Les Français ont deux présidents, celui qu’ils élisent et l’autre qu’ils n’élisent pas, et pèse tout de même sur leur destin : le président des Etats-Unis. La sécurité militaire de la France comme du reste de l’Europe dépend de l’OTAN, mais ce pacte militaire de protection collective ne vaut que par l’engagement américain.
Un officier américain dirige l’OTAN et l’armée française par elle-même, ni aucune armée en Europe, ne serait en mesure de se défendre seule face à une agression, russe par exemple. L’armée française, bien que la plus puissante en Europe, avec la britannique, n’a guère les moyens de se « projeter » dans des campagnes au loin sans le soutien logistique des Etats-Unis. Lorsqu’il y a quatre ans, François Hollande annonça que l’aviation française partait bombarder les troupes assassines du président syrien, Barack Obama lâcha Hollande. Deux heures plus tard, la France fut soudain privée de la possibilité de repérer des cibles, technique que seuls les Américains maîtrisaient : la France dut annuler son offensive. Quand l’année suivante, en janvier 2014, l’armée française sauva l’Etat du Mali, ce fut un bel exercice de courage avec trois mille hommes seulement, mais couverts par l’aviation américaine. A l’inverse, lorsque Jacques Chirac, en 2003, refusa de soutenir George W. Bush, l’invasion de l’Irak n’en eut pas moins lieu.
Cette influence du président américain sur la stratégie française est donc déterminante, tandis que la réciproque n’est pas vraie : le président français exerce sur les Etats-Unis au mieux une magistrature d’influence. Un ancien ambassadeur de France aux Etats-Unis, du temps de la présidence de Jacques Chirac, Jean-David Lévitte, observait avec ironie que les Français devraient élire un sénateur américain, ce qui serait la seule manière, selon l’ambassadeur, d’être réellement consultés par Washington. Faute de sénateur, la France dispose d’un cercle d’amis au Congrès et au Sénat américains, le French Caucus, qui relaie les positions de Paris.

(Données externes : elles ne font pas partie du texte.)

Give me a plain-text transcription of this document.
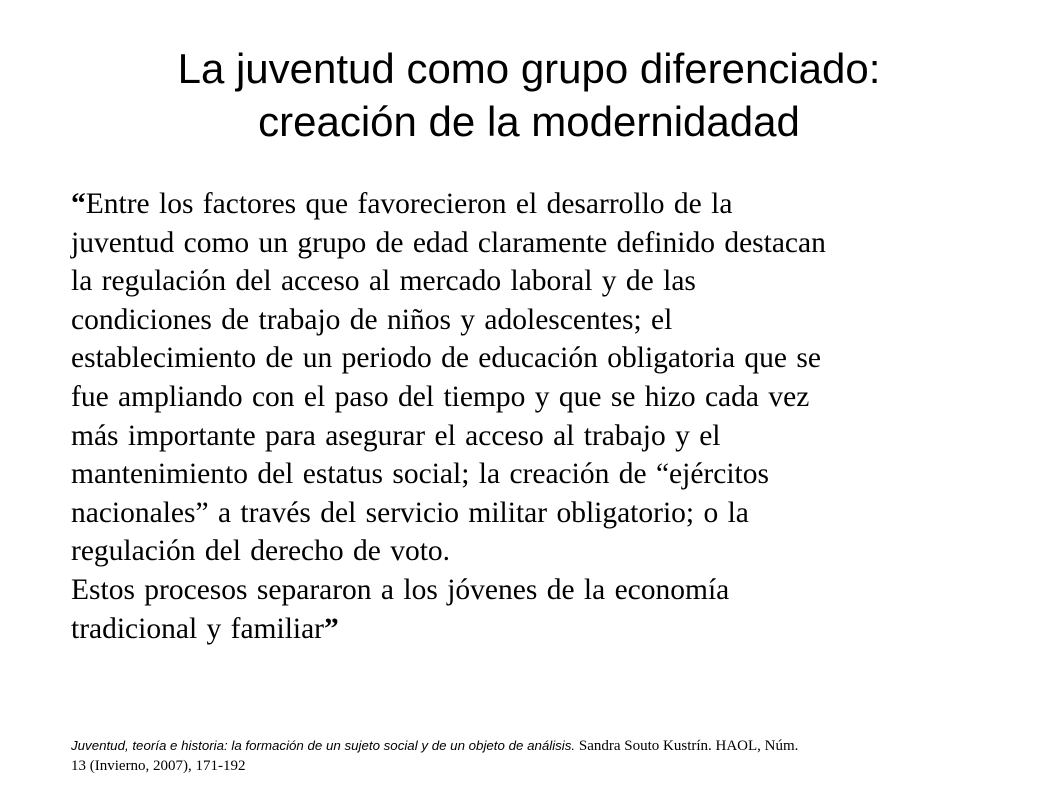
La juventud como grupo diferenciado:
creación de la modernidadad
“Entre los factores que favorecieron el desarrollo de la
juventud como un grupo de edad claramente definido destacan
la regulación del acceso al mercado laboral y de las
condiciones de trabajo de niños y adolescentes; el
establecimiento de un periodo de educación obligatoria que se
fue ampliando con el paso del tiempo y que se hizo cada vez
más importante para asegurar el acceso al trabajo y el
mantenimiento del estatus social; la creación de “ejércitos
nacionales” a través del servicio militar obligatorio; o la
regulación del derecho de voto.
Estos procesos separaron a los jóvenes de la economía
tradicional y familiar”
Juventud, teoría e historia: la formación de un sujeto social y de un objeto de análisis. Sandra Souto Kustrín. HAOL, Núm.
13 (Invierno, 2007), 171-192
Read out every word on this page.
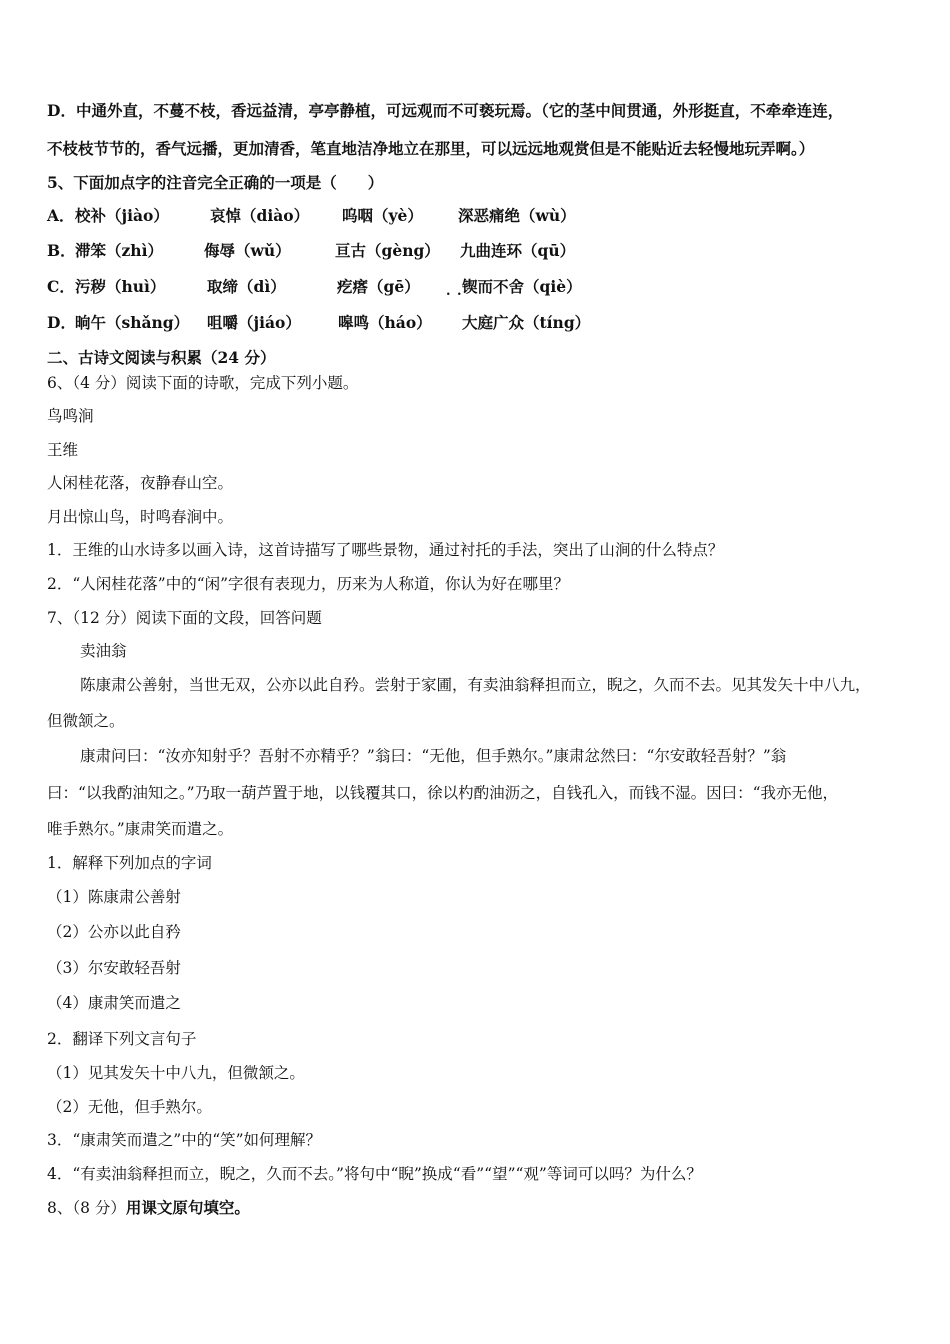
D．中通外直，不蔓不枝，香远益清，亭亭静植，可远观而不可亵玩焉。（它的茎中间贯通，外形挺直，不牵牵连连，
不枝枝节节的，香气远播，更加清香，笔直地洁净地立在那里，可以远远地观赏但是不能贴近去轻慢地玩弄啊。）
5、下面加点字的注音完全正确的一项是（　　）
A． 校补（jiào）	哀悼（diào） 呜咽（yè） 深恶痛绝（wù）
B． 滞笨（zhì）	侮辱（wǔ）	亘古（gèng） 九曲连环（qū）
C． 污秽（huì）	取缔（dì）	疙瘩（gē） . . 锲而不舍（qiè）
D． 晌午（shǎng） 咀嚼（jiáo） 嗥鸣（háo） 大庭广众（tíng）
二、古诗文阅读与积累（24 分）
6、（4 分）阅读下面的诗歌，完成下列小题。
鸟鸣涧
王维
人闲桂花落，夜静春山空。
月出惊山鸟，时鸣春涧中。
1．王维的山水诗多以画入诗，这首诗描写了哪些景物，通过衬托的手法，突出了山涧的什么特点？
2．“人闲桂花落”中的“闲”字很有表现力，历来为人称道，你认为好在哪里？
7、（12 分）阅读下面的文段，回答问题
卖油翁
陈康肃公善射，当世无双，公亦以此自矜。尝射于家圃，有卖油翁释担而立，睨之，久而不去。见其发矢十中八九，
但微颔之。
康肃问曰：“汝亦知射乎？吾射不亦精乎？”翁曰：“无他，但手熟尔。”康肃忿然曰：“尔安敢轻吾射？”翁
曰：“以我酌油知之。”乃取一葫芦置于地，以钱覆其口，徐以杓酌油沥之，自钱孔入，而钱不湿。因曰：“我亦无他，
唯手熟尔。”康肃笑而遣之。
1．解释下列加点的字词
（1）陈康肃公善射
（2）公亦以此自矜
（3）尔安敢轻吾射
（4）康肃笑而遣之
2．翻译下列文言句子
（1）见其发矢十中八九，但微颔之。
（2）无他，但手熟尔。
3．“康肃笑而遣之”中的“笑”如何理解？
4．“有卖油翁释担而立，睨之，久而不去。”将句中“睨”换成“看”“望”“观”等词可以吗？为什么？
8、（8 分）用课文原句填空。
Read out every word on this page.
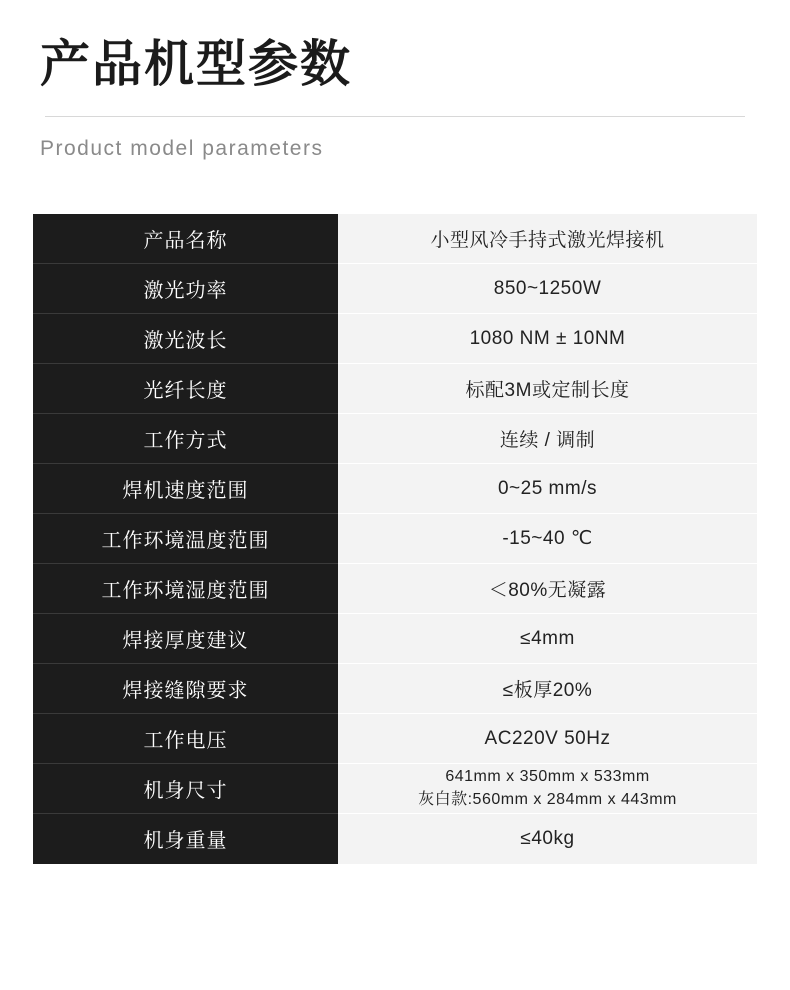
产品机型参数
Product model parameters
产品名称	小型风冷手持式激光焊接机
激光功率	850~1250W
激光波长	1080 NM ± 10NM
光纤长度	标配3M或定制长度
工作方式	连续 / 调制
焊机速度范围	0~25 mm/s
工作环境温度范围	-15~40 ℃
工作环境湿度范围	＜80%无凝露
焊接厚度建议	≤4mm
焊接缝隙要求	≤板厚20%
工作电压	AC220V 50Hz
机身尺寸	641mm x 350mm x 533mm
灰白款:560mm x 284mm x 443mm

机身重量	≤40kg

On comprend que l’émotion, en France et en Europe, soit considérable, lorsque le candidat Donald Trump annonce que la protection de l’OTAN ne sera plus automatique s’il devenait président. Le même Trump envisage un retrait américain de l’OTAN si les Etats européens ne contribuent pas plus généreusement au financement commun : Trump oublie que l’OTAN protège aussi les intérêts américains dans le monde. C’est l’OTAN qui est intervenue en Afghanistan, contre les Talibans, après les attentats du 11 septembre 2001.
L’influence du président américain sur la France est aussi décisive en économie. Les Français, beaucoup plus que les Américains, vivent de leur commerce extérieur. Or, ce commerce est tributaire de l’ouverture ou non du marché américain et de la sécurité des voies maritimes par où transitent 90% des échanges de marchandises. La voie principale passe par la Mer de Chine, dont la police est assurée par la Septième Flotte des Etats-Unis basée à Yokosuka au Japon et qui patrouille jusqu’en Inde. Un président protectionniste et isolationniste, Trump par exemple, pourrait asphyxier l’Europe, sans que celle-ci n’ait les moyens de s’en protéger.
Mais, le 8 novembre, les Français — spectateurs, et non acteurs de leur destin — ne voteront pas. Leurs préférences, que l’on peut connaître par les sondages d’opinion, n’en sont pas moins claires : seulement 9% d’entre eux souhaitent Trump, un électorat qui, pour l’essentiel, coïncide avec celui du Front national : la composition sociologique est comparable aux supporters américains de Trump, plutôt des hommes d’un certain âge, pas forcément diplômés et foncièrement hostiles à toute immigration. Jamais candidat à la Maison Blanche ne fut aussi impopulaire en France : même George W. Bush suscitait une certaine sympathie dans la droite française. Pour s’en tenir aux temps récents, rappelons que Ronald Reagan avait été très apprécié des Français pour sa résistance aux Soviétiques. Barack Obama ? Il est plus populaire encore, moins pour ce qu’il a fait que pour ce qu’il est : cool. Hillary Clinton ? Elle reste peu connue des Français, insituable sur notre axe droite-gauche. Par-delà les considérations partisanes, les Français s’inquiètent de la démocratie en Amérique : longtemps perçue comme un modèle, la campagne présidentielle en cours en fait un anti-modèle de violences verbales et de rodomontades. Comment nos amis américains ont-ils pu tomber dans ce marécage ? On ne le comprend pas.
Editorial publié dans le numéro de septembre 2016 de France-Amérique.